Uma tarde de quinta feira.
Eis que recebo um sms da minha grande amiga Daniele de Lima, o cinema “Reserva Cultural”, e o filme um argentino chamado Medianeras.

Gosto muito do cinema argentino, apesar do exagero de algumas tramas a grande maioria dos filmes são de roteiros bem interessantes, aceitei na hora.
Algumas horas depois (passei no bar antes o dia era quente…) ingresso comprados, abraços nos amigos e sala!

Referência mais que direta a "Onde esta Wally"...

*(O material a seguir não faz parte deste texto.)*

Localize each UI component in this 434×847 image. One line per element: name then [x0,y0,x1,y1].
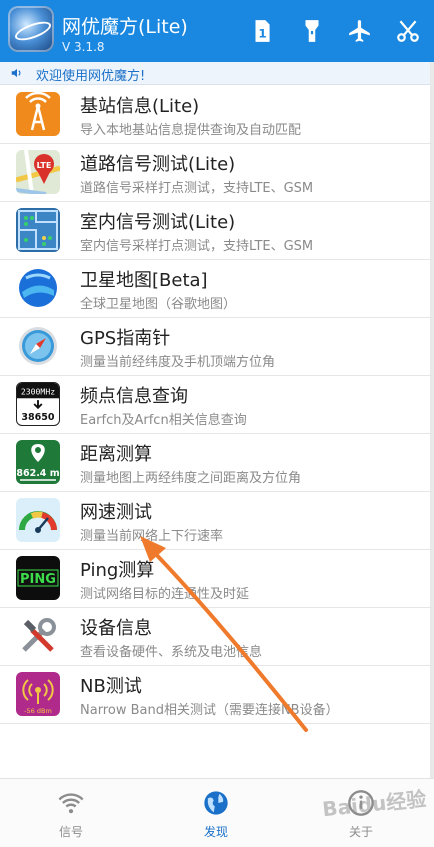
nb-signal-icon: -56 dBm [16,672,60,716]
item-title: GPS指南针 [80,328,171,349]
floorplan-icon [16,208,60,252]
list-item-gps-compass[interactable]: GPS指南针 测量当前经纬度及手机顶端方位角 [0,317,434,376]
app-title: 网优魔方(Lite) [62,16,188,38]
list-item-indoor-test[interactable]: 室内信号测试(Lite) 室内信号采样打点测试，支持LTE、GSM [0,201,434,260]
flashlight-icon [305,20,319,42]
list-item-speed-test[interactable]: 网速测试 测量当前网络上下行速率 [0,491,434,550]
earth-icon [16,266,60,310]
svg-text:1: 1 [258,27,266,41]
tools-icon [16,614,60,658]
item-title: Ping测算 [80,560,155,581]
airplane-button[interactable] [346,16,374,46]
scissors-icon [397,20,419,42]
list-item-frequency-lookup[interactable]: 2300MHz 38650 频点信息查询 Earfch及Arfcn相关信息查询 [0,375,434,434]
list-item-ping[interactable]: PING Ping测算 测试网络目标的连通性及时延 [0,549,434,608]
item-subtitle: 道路信号采样打点测试，支持LTE、GSM [80,181,314,196]
airplane-icon [349,20,370,42]
sim-card-icon: 1 [255,20,270,42]
item-subtitle: 查看设备硬件、系统及电池信息 [80,645,263,660]
signal-icon [58,793,84,814]
frequency-icon: 2300MHz 38650 [16,382,60,426]
list-item-device-info[interactable]: 设备信息 查看设备硬件、系统及电池信息 [0,607,434,666]
item-subtitle: Narrow Band相关测试（需要连接NB设备） [80,703,339,718]
tab-label: 发现 [203,825,228,839]
list-item-nb-test[interactable]: -56 dBm NB测试 Narrow Band相关测试（需要连接NB设备） [0,665,434,724]
item-subtitle: 测量当前网络上下行速率 [80,529,224,544]
item-subtitle: 导入本地基站信息提供查询及自动匹配 [80,123,302,138]
welcome-notice: 欢迎使用网优魔方! [0,62,434,85]
item-subtitle: 全球卫星地图（谷歌地图） [80,297,237,312]
svg-text:-56 dBm: -56 dBm [24,707,52,715]
sim-card-button[interactable]: 1 [248,16,276,46]
tab-discover[interactable]: 发现 [171,789,261,845]
app-logo [8,6,54,52]
list-item-satellite-map[interactable]: 卫星地图[Beta] 全球卫星地图（谷歌地图） [0,259,434,318]
speaker-icon [11,68,21,78]
globe-icon [204,791,228,815]
item-title: 道路信号测试(Lite) [80,154,236,175]
tab-signal[interactable]: 信号 [26,789,116,845]
item-title: 距离测算 [80,444,152,465]
app-header: 网优魔方(Lite) V 3.1.8 1 [0,0,434,62]
item-title: 室内信号测试(Lite) [80,212,236,233]
list-item-cell-info[interactable]: 基站信息(Lite) 导入本地基站信息提供查询及自动匹配 [0,85,434,144]
notice-text: 欢迎使用网优魔方! [36,69,146,84]
item-title: NB测试 [80,676,142,697]
cell-tower-icon [16,92,60,136]
svg-text:LTE: LTE [37,161,52,170]
speedometer-icon [16,498,60,542]
item-title: 频点信息查询 [80,386,188,407]
ping-icon: PING [16,556,60,600]
app-version: V 3.1.8 [62,40,105,54]
item-title: 卫星地图[Beta] [80,270,208,291]
list-item-road-test[interactable]: LTE 道路信号测试(Lite) 道路信号采样打点测试，支持LTE、GSM [0,143,434,202]
tab-label: 关于 [348,825,373,839]
svg-text:2300MHz: 2300MHz [21,386,55,396]
flashlight-button[interactable] [298,16,326,46]
compass-icon [16,324,60,368]
item-subtitle: 室内信号采样打点测试，支持LTE、GSM [80,239,314,254]
tab-label: 信号 [58,825,83,839]
item-title: 基站信息(Lite) [80,96,200,117]
item-subtitle: 测试网络目标的连通性及时延 [80,587,250,602]
svg-text:38650: 38650 [21,412,55,423]
item-title: 网速测试 [80,502,152,523]
item-title: 设备信息 [80,618,152,639]
map-lte-icon: LTE [16,150,60,194]
item-subtitle: Earfch及Arfcn相关信息查询 [80,413,247,428]
item-subtitle: 测量地图上两经纬度之间距离及方位角 [80,471,302,486]
scissors-button[interactable] [394,16,422,46]
distance-icon: 862.4 m [16,440,60,484]
list-item-distance[interactable]: 862.4 m 距离测算 测量地图上两经纬度之间距离及方位角 [0,433,434,492]
item-subtitle: 测量当前经纬度及手机顶端方位角 [80,355,276,370]
svg-text:PING: PING [20,572,56,587]
svg-text:862.4 m: 862.4 m [16,468,59,479]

O filme nos apresenta uma Buenos Aires através dos olhos dos protagonistas Martin, um webdesigner geek e Mariana uma arquiteta frustrada que se sente realizada como vitrinista.  Ambos solitários e desesperançados no amor, ele abandonado pela namorada que depois de pisar em solo estrangeiro sente se uma cidadã americana nata! E de praxe ainda deixa uma simpática cadela de recordação;

Ela convive com a angustia de um fim de um namoro de cinco anos….Martin e Mariana não se conhecem, porem compartilham do mesmo gosto musical, freqüentam a mesma natação, se esbarram nas ruas, não esse filme não é uma comédia romântica recheada de clichês! (ainda bem!) este o grande trunfo de Medianeras, o filme nos apresenta uma história que poderia ser a do seu amigo, irmão ou a sua, o  jovem adulto que procura sexo na internet, que tornou-se hipocondríaco (e até neurótico) , que bebe cerveja e acredita que seu computador é o centro do universo, os protagonistas vivem suas medíocres vidas, transam ocasionalmente, divagam sobre a caótica arquitetura da metrópole (sim eles são bem parecidos conosco não há planejamento arquitetônico na cidade!) tentam ser felizes cada a sua maneira, pode até parecer roteiro de filme do Woody Allen (referência afirmada pelo diretor) mas uma coisa não se pode negar, é quase impossível piscar os olhos em Medianeras.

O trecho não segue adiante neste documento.